This repository contains the implementation of T-KAN, a novel neural network architecture inspired by Kolmogorov-Arnold Networks (KANs) but using trigonometric polynomials instead of spline coefficients.
T-KAN leverages the power of trigonometric polynomials to learn complex patterns and relationships in data. The proposed architecture is evaluated on the MNIST dataset, demonstrating its effectiveness in image classification tasks.
- Based on the Kolmogorov-Arnold representation theorem [1], which states that any continuous function can be represented as a composition of simple functions.
- Utilizes trigonometric polynomials instead of spline coefficients, enabling efficient learning of complex functions.
- Python 3.x
- PyTorch
- NumPy
- Matplotlib
- Clone the repository.
- Install the required dependencies.
- Run the
T-KAN.ipynb
script to train and evaluate the T-KAN model on the MNIST dataset.
[1] Z. Liu et al., "KAN: Kolmogorov-Arnold Networks," arXiv preprint arXiv:2404.19756, 2024.

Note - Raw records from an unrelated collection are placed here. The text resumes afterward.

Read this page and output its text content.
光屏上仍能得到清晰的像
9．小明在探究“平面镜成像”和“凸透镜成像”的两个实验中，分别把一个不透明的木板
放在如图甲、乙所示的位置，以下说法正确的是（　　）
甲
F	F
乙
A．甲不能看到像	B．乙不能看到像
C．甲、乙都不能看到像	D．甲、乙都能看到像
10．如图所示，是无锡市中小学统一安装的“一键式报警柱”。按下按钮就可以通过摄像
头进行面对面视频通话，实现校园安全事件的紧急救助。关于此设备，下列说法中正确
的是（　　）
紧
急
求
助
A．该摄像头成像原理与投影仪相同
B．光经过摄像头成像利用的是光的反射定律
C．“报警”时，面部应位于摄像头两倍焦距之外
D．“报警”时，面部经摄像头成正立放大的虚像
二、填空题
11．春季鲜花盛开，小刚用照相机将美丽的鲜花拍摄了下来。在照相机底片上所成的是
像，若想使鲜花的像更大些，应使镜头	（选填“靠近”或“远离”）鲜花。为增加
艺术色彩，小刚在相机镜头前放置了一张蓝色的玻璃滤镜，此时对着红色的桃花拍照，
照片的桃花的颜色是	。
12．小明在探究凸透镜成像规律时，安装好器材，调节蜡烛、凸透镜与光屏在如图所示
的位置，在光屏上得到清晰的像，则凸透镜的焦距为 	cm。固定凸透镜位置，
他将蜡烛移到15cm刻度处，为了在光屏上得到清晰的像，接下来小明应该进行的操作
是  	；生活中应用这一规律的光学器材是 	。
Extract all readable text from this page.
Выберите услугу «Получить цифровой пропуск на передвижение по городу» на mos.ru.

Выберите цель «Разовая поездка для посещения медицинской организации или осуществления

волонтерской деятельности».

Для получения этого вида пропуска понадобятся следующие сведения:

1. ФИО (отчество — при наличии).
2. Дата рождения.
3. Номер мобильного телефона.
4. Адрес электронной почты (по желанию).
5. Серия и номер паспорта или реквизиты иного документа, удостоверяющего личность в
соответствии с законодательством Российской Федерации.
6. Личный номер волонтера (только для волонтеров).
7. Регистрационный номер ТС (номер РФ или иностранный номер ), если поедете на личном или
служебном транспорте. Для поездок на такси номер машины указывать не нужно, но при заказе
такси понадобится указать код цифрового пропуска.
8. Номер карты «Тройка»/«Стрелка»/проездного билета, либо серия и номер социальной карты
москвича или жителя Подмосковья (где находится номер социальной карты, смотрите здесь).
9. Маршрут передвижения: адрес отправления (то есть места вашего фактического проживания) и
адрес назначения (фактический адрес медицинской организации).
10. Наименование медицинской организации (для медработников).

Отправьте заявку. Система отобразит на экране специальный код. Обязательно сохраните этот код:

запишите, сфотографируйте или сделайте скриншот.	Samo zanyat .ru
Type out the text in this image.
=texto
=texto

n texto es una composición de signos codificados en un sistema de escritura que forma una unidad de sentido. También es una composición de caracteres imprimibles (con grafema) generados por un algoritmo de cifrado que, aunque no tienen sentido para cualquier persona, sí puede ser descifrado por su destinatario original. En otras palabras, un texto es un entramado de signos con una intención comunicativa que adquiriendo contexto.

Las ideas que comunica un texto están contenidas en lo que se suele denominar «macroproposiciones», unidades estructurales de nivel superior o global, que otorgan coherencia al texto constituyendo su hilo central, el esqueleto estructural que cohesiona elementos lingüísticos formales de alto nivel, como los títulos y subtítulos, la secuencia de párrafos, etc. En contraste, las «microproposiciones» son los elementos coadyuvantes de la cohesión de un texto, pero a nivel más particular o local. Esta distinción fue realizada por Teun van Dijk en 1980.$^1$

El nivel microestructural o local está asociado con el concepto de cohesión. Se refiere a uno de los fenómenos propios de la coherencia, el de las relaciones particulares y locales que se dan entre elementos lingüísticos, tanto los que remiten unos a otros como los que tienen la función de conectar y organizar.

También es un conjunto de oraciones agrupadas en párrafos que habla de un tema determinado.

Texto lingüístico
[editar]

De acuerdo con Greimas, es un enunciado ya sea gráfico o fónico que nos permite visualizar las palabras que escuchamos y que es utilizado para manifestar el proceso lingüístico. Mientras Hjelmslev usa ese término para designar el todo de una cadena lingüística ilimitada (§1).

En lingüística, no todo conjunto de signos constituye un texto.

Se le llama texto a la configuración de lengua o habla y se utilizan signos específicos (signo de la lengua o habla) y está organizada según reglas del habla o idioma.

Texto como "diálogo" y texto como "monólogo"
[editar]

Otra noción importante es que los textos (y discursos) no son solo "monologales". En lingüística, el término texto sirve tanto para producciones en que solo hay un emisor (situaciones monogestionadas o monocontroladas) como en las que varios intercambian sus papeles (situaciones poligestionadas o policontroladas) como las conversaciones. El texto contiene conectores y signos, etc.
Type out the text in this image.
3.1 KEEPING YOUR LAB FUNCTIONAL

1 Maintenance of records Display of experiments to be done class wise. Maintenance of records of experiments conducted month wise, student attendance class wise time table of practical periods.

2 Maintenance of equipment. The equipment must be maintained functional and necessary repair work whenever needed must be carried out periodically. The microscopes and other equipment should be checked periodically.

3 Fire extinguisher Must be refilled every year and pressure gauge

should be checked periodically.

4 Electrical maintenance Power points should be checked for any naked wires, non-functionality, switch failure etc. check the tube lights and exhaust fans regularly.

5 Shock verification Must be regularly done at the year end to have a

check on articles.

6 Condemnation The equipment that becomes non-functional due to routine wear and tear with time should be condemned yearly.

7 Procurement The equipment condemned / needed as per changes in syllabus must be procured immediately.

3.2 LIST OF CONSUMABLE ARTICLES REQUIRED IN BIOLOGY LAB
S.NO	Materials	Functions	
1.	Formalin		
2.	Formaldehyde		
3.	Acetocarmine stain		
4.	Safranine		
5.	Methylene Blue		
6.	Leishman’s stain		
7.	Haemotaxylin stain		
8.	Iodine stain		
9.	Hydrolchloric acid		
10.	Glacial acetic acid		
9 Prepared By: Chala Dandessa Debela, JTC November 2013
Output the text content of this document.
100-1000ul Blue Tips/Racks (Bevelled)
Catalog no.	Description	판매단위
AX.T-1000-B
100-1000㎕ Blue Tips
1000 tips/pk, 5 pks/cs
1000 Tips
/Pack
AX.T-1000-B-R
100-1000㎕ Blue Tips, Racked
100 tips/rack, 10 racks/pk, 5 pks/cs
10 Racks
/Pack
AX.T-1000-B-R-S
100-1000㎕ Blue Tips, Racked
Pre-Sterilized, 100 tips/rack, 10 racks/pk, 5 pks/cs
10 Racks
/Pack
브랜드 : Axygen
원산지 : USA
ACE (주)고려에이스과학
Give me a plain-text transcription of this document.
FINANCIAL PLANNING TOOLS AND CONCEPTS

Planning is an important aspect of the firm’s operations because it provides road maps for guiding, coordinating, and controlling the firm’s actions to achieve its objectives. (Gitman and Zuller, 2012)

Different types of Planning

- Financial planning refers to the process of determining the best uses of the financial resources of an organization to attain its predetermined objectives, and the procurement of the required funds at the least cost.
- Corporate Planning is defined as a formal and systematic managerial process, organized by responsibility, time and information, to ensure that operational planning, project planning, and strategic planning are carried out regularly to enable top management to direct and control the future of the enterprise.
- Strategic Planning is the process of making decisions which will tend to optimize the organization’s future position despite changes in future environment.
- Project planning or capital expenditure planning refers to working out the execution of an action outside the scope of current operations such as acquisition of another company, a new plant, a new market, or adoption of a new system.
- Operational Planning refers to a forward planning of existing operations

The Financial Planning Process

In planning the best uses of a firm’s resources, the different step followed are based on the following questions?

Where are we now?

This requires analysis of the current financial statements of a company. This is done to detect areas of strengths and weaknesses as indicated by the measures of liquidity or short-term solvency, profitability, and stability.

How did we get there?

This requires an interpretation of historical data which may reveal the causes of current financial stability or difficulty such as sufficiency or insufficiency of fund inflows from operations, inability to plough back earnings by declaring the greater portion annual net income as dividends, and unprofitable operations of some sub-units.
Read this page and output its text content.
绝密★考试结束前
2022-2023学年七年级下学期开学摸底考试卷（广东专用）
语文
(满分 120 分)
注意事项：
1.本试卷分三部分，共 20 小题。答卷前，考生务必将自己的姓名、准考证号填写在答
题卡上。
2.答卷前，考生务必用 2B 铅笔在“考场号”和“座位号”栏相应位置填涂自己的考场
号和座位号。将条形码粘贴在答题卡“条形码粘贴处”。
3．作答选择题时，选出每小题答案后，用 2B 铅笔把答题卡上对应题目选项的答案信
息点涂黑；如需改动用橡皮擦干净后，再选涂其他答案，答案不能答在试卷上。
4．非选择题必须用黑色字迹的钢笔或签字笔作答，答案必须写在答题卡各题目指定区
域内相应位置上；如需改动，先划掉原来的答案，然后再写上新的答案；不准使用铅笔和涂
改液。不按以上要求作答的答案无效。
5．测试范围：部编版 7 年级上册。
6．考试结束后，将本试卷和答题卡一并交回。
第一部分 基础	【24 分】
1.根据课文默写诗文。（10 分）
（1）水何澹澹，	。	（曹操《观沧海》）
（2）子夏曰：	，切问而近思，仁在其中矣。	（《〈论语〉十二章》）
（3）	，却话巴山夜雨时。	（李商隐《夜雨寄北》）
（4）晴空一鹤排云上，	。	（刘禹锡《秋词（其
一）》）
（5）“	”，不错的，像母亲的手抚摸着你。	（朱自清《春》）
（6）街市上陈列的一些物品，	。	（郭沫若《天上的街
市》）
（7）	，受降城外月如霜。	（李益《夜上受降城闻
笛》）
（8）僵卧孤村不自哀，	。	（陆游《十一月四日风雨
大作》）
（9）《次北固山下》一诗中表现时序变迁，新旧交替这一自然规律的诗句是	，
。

[2] S. SS, "Chebyshev Polynomial-Based Kolmogorov-Arnold Networks: An Efficient Architecture for Nonlinear Function Approximation," arXiv preprint arXiv:2405.07200, 2024.
This project is licensed under the MIT License.
We would like to thank the authors of the related works [1,2] for their contributions and insights that inspired the development of T-KAN.